A housing bubble is a period of rapid growth in property prices, followed by a drop in prices back to the original point. For example if the market started at $300 000 and inflated rapidly and unexpectedly to $600 000, then fell over time to the $300 000 mark or below, this cycle could be termed a ‘Housing Bubble’.
These cycles generally begin when housing demand increases, in the face of short supply, which takes a relatively long period of time to replenish and stabilise. However, bubbles form in many different ways and no two are the same.

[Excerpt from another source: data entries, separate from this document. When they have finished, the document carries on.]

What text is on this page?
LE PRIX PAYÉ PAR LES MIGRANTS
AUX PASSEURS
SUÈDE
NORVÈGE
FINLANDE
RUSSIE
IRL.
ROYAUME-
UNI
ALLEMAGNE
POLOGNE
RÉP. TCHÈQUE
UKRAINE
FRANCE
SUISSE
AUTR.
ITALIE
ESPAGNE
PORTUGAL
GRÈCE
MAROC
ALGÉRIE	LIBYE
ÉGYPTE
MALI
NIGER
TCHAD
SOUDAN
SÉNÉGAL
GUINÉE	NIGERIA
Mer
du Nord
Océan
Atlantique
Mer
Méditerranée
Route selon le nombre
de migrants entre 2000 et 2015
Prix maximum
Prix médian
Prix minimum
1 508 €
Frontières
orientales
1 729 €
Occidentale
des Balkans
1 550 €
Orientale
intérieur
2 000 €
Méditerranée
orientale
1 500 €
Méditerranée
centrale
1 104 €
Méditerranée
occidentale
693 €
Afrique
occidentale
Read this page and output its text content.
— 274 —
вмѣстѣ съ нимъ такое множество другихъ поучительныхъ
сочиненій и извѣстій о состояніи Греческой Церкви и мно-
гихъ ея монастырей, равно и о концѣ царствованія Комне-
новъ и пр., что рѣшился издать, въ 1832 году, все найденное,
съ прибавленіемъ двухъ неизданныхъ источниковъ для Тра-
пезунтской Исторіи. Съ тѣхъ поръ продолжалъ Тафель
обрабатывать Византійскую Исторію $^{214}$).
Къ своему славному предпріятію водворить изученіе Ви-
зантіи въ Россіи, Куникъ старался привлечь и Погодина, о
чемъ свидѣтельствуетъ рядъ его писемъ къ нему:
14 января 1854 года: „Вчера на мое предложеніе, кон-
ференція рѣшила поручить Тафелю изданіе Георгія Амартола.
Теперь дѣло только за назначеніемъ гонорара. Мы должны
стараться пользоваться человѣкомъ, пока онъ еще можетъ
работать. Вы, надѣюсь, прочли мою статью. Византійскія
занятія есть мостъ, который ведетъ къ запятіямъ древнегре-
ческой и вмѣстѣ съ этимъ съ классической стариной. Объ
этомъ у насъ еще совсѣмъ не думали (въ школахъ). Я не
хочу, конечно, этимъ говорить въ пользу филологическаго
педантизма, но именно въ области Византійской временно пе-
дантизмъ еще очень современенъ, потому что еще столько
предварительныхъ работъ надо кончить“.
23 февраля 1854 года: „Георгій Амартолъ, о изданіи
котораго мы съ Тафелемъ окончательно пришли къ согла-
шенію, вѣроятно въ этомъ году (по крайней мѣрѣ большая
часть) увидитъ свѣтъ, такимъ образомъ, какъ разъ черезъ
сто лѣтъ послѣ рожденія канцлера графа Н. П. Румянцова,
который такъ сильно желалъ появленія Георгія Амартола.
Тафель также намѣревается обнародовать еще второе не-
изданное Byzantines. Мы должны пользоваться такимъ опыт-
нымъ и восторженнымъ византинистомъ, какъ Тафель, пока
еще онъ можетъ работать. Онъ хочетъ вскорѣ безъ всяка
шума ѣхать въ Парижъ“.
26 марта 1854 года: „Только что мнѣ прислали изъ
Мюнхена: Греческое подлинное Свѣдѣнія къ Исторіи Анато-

The market is typically inundated with speculators, wishing to make quick profits from short term buying and selling turn around. This pressure further inflates demand until at some point demand decreases or stagnates at the same time as supply increases and results in a sharp drop in real housing prices… i.e.: the Bubble bursts. Typical ‘Supply and Demand’ economics. This cycle may take some time to occur and usually once supply outstrips demand, the market goes into a ‘correction’ phase.
There are those industry professionals that suggest that when property prices rise in this way, it is in fact not a ‘bubble’ as house prices have the potential to keep rising in line with income growth.
The bottom line is, whether the current Sydney market is deemed a ‘bubble’ or not, all current indicators point to the fact that the Sydney property boom cycle is about to bust and it is more than time to look elsewhere.
As discussed in our previous blog (Brisbane Property Market Set to Grow), the recent BIS Shrapnel report suggested the three year outlook for Sydney does not justify the current level of frenzied spending. Figures indicate the median Sydney house price by June 2018, will only be 2% higher than it is today, still under the $1 million mark.
However, improvement in affordability in Brisbane will spur stronger growth. Brisbane apartment prices are set to be higher in June 2018 than they are today. Brisbane is the only capital city flagged in the BIS Shrapnel report, to experience apartment price rises in the next three year period. In fact, a median house price growth of 7% for the next year and 13% over the forecast 3 year period.
So, whether or not the professionals agree on what to call this type of property cycle, they do agree on the fact that all indicators are pointing to Brisbane as being a wise choice for property investment.